Non sembri sproporzionato il paragone fra disservizio e reato. Infatti, se ci pensate bene, dietro il disservizio c’è spesso la corruzione, anche nella forma più blanda: la richiesta di un favore per ottenere un diritto.
Questa è una mentalità non ancora superata, soprattutto nel Mezzogiorno, dove occorre esercitare un’azione forte e vigorosa per lottare tale costume e sgombrare il campo dalla cultura del favore.
Un provvedimento richiesto alle Pubbliche amministrazioni deve essere rilasciato nel tempo più breve possibile, oppure negato. Non è accettabile, però, l’abitudine alle lungaggini che costringe cittadini e imprese a cercare vie brevi per ottenere quanto richiesto.
Dunque: “Il disservizio è un reato”. Il dirigente cui viene affidata una missione ha l’obbligo etico e giuridico di portarla a compimento in un certo tempo. L’obiettivo della missione deve essere confrontato con il risultato conseguito nel tempo previsto o in un maggior tempo.
 
Dall’enunciazione che precede risulta evidente come le procedure debbano essere semplici e chiare, dall’inizio alla fine, senza possibilità di interpretazioni inquinanti che possano favorire qualcuno, perché è proprio nel brodo dell’equivoco che nascono i germi del disservizio e della conseguente corruzione.

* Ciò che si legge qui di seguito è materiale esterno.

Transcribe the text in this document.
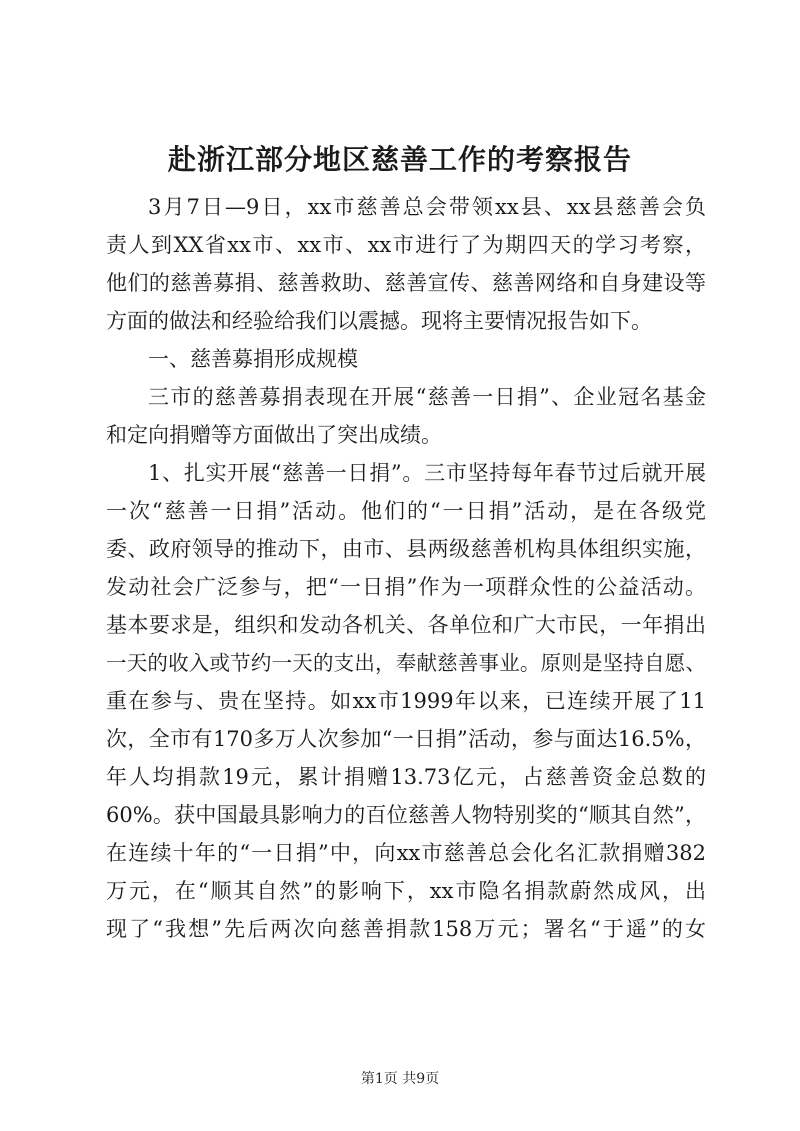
赴浙江部分地区慈善工作的考察报告
3月7日—9日，xx市慈善总会带领xx县、xx县慈善会负
责人到XX省xx市、xx市、xx市进行了为期四天的学习考察，
他们的慈善募捐、慈善救助、慈善宣传、慈善网络和自身建设等
方面的做法和经验给我们以震撼。现将主要情况报告如下。
一、慈善募捐形成规模
三市的慈善募捐表现在开展“慈善一日捐”、企业冠名基金
和定向捐赠等方面做出了突出成绩。
1、扎实开展“慈善一日捐”。三市坚持每年春节过后就开展
一次“慈善一日捐”活动。他们的“一日捐”活动，是在各级党
委、政府领导的推动下，由市、县两级慈善机构具体组织实施，
发动社会广泛参与，把“一日捐”作为一项群众性的公益活动。
基本要求是，组织和发动各机关、各单位和广大市民，一年捐出
一天的收入或节约一天的支出，奉献慈善事业。原则是坚持自愿、
重在参与、贵在坚持。如xx市1999年以来，已连续开展了11
次，全市有170多万人次参加“一日捐”活动，参与面达16.5%，
年人均捐款19元，累计捐赠13.73亿元，占慈善资金总数的
60%。获中国最具影响力的百位慈善人物特别奖的“顺其自然”，
在连续十年的“一日捐”中，向xx市慈善总会化名汇款捐赠382
万元，在“顺其自然”的影响下，xx市隐名捐款蔚然成风，出
现了“我想”先后两次向慈善捐款158万元；署名“于遥”的女
第1页 共9页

Il problema va affrontato alla radice, eliminando le cause del disservizio, perché il dirigente deve (e non può) far fronte alle proprie responsabilità senza se e senza ma.
Ovviamente al dirigente bisogna dare le leve per gestire il personale secondo regole di efficienza e secondo il principio morale che ognuno deve prima dare e poi ricevere.
Invece, nelle Pubbliche amministrazioni accade il contrario: i dirigenti non hanno alcuna responsabilità di raggiungere gli obiettivi anche perché essi non sono individuati in modo chiaro. Tutti i dirigenti ricevono gli stessi compensi a prescindere dalle loro qualità, positive o negative, e dalla loro partecipazione attiva al funzionamento della macchina pubblica oppure al loro menefreghismo.
Insomma, non vige il principio premiosanzionatorio, con la conseguenza che ognuno fa quello che vuole.